Autres salariés en difficulté : les travailleurs algériens. « La France se sert d’un accord conclu avec l’Algérie et modifié récemment pour exclure ces travailleurs des régularisations » , explique Jean-Claude Amara. Droits devant ! mène des négociations avec différentes ambassades pour éviter qu’elles ne s’engagent dans un accord similaire.

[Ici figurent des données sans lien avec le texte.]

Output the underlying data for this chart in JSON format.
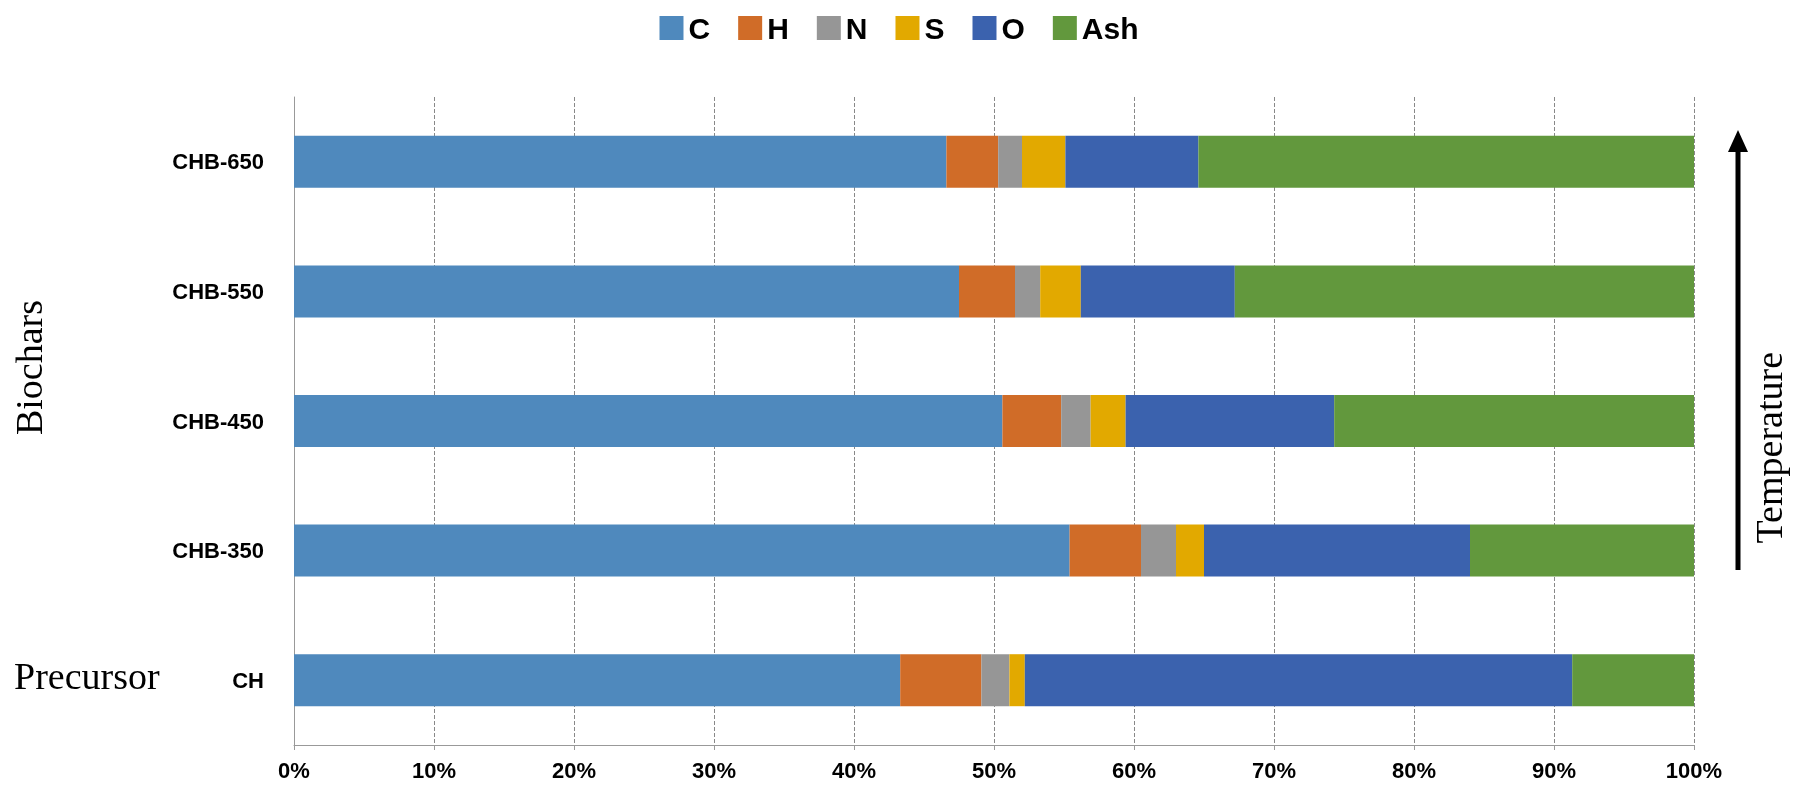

Loin de s’essouffler, le mouvement poursuit ses actions. Mais des obstacles persistent. Après la mauvaise volonté de certains patrons, il a fallu faire face à celle du gouvernement. « Au début, les régularisations se faisaient rapidement, puis le gouvernement a imposé des critères, raconte Jean-Claude Amara. On est passés d’une durée d’un an à cinq ans de présence sur le territoire » pour obtenir des papiers. En outre, les retards s’accumulent en préfecture pour les demandes de régularisation. Au manque de personnel s’ajoute « peut-être une volonté politique » , selon Benoît Clément. Au-delà de la lutte sociale et de l’obtention d’un permis de séjour, les sans-papiers ont gagné cette dignité tant désirée. Pour Jean-Claude Amara, « avec 68 % de Français favorables aux régularisations, la lutte a eu la vertu de changer leur regard sur ces travailleurs ».